Vor allem die fantastische Beleuchtung und die Spiegelungen in Seen und Flüssen möchten wir dabei hervorheben. Die kunterbunte Spielwelt von Minecraft hatte schon immer etwas Besonderes an sich, Legends steht dem in nichts nach.
Auch die Musik ist stimmig und passt sich dem Treiben auf dem Bildschirm hervorragend an. Während die im Verlauf der Kampagne immer hektischer agierenden Piglins in den Zwischensequenzen sprachlos bleiben- es sind schließlich Schweine - haben die drei Hüter Wissen, Eifer und Voraussicht sogar eine Sprachausgabe spendiert bekommen.

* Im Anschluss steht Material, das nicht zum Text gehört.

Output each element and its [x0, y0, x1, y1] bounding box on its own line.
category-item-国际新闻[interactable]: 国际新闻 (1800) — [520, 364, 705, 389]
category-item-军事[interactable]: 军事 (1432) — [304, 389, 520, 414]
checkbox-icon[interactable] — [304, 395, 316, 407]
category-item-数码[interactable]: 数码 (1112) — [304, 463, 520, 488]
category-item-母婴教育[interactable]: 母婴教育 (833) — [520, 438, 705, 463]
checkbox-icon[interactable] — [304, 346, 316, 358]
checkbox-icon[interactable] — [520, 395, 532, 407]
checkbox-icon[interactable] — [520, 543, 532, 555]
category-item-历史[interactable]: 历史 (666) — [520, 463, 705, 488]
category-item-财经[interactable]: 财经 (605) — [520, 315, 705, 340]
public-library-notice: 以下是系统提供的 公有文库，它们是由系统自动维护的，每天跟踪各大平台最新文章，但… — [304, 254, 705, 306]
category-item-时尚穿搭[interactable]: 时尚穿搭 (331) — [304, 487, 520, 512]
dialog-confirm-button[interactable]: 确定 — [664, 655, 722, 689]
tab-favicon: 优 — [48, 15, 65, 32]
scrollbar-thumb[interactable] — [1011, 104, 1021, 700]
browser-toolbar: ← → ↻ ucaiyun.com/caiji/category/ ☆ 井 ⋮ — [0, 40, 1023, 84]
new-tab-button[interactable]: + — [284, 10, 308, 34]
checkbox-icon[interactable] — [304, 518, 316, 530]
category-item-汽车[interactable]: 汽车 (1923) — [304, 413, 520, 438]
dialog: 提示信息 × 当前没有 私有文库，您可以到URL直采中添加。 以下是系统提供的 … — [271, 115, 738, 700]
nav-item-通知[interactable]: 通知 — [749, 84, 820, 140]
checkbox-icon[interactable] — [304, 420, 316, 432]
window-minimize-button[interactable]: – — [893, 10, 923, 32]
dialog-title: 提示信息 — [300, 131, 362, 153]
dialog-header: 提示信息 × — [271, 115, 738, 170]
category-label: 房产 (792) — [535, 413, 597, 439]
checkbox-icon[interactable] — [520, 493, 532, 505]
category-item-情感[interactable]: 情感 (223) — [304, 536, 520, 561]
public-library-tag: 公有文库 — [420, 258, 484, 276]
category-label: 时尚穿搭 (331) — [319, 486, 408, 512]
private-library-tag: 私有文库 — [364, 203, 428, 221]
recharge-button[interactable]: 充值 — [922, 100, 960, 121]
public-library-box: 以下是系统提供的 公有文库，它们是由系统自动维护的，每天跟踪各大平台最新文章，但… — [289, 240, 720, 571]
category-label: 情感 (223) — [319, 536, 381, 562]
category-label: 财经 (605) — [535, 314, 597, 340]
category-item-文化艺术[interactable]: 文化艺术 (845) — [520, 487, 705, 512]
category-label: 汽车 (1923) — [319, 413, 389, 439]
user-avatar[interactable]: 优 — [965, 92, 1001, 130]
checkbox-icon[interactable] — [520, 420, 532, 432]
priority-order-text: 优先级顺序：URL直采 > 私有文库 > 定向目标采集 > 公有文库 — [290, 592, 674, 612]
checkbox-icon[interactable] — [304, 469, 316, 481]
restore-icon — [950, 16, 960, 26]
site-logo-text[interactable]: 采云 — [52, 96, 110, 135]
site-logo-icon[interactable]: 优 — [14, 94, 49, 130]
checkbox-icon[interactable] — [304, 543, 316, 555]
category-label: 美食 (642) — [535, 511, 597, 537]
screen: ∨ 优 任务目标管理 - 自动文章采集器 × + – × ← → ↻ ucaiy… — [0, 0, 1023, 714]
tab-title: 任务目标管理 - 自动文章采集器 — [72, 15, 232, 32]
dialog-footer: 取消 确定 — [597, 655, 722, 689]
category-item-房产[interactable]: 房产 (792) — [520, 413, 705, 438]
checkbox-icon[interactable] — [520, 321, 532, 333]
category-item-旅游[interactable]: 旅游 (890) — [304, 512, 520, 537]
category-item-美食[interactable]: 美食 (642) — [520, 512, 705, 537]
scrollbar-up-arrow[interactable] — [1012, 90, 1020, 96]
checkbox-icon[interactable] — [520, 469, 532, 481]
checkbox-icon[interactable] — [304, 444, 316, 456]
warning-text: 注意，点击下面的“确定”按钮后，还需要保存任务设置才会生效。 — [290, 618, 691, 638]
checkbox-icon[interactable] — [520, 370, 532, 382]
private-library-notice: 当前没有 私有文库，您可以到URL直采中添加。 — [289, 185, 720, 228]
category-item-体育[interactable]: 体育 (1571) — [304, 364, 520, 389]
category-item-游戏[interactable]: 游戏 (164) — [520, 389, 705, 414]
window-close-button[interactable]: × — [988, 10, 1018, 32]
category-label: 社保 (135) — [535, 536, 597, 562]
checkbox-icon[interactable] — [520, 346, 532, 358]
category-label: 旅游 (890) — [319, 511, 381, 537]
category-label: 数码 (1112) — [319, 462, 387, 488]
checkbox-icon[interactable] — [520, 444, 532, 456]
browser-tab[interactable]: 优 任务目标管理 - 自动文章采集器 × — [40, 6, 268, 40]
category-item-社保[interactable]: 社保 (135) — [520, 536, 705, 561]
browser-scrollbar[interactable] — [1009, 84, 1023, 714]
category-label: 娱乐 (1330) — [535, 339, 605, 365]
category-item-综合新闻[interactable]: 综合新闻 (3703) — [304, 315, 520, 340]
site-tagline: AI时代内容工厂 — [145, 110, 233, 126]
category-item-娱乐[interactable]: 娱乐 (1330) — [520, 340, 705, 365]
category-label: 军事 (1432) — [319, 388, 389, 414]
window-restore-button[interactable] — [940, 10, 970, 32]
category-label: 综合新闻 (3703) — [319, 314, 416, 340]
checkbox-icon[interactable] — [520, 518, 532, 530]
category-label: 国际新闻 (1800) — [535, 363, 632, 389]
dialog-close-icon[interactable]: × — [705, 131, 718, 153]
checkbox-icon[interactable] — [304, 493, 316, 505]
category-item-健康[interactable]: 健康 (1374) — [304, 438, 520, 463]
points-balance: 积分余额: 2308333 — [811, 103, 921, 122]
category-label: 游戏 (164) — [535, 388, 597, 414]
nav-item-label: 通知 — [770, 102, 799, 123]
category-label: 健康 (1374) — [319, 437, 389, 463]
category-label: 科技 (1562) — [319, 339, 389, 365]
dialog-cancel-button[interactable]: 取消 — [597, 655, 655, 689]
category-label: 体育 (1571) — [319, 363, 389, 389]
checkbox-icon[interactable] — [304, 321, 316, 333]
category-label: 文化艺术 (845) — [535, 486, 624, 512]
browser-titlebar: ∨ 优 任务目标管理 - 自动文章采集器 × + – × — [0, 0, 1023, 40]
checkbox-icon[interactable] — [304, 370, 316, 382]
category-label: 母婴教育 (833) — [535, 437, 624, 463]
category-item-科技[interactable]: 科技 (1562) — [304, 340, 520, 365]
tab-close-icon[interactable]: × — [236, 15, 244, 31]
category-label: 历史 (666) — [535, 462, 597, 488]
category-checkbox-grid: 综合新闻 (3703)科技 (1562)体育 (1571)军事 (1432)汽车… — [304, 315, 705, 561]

Die Stimmen sind auch in der deutschen Version sehr angenehm, doch viel sagen die Drei nach abgeschlossenem Tutorial nicht mehr. Nur zwischendurch melden sie sich mit wenigen Sätzen zur aktuellen Situation auf dem Schlachtfeld.
Quelle: Mojang/Microsoft
Abschließend lässt sich festhalten, dass Minecraft Legends eher ein Spiel für Neulinge des Strategie-Genres ist. Die Befehle und Einheiten sind überschaubar und meistens steht die Action anstatt das taktische Planen im Mittelpunkt.
Insgesamt macht der Titel aber großen Spaß. Der größte Kritikpunkt ist die Wegfindung unserer KI-Begleiter. Es gibt etliche Festungen unserer Feinde, die auf Plattformen errichtet wurden und nur über von uns gebaute Brücken erreichbar sind. Und da schmiert unsere Armee oft ab und fällt in die Tiefe. Die Einheiten, die dabei nicht gestorben sind, hängen so lange am Boden fest, bis wir sie wieder abholen. Das kann bei einem Angriff auf eine feindliche Basis ordentlich frustrieren.
Ab dem 18. April ist Minecraft Legends für PC, PS5, PS4, Nintendo Switch, Xbox Series und Xbox One verfügbar. Der Preis des Strategietitels liegt bei ca. 40 Euro. Mit Erweiterungen möchten die Entwickler das Spiel regelmäßig ausbauen. Das Minecraft-Franchise wird durch Legends in jedem Fall bereichert.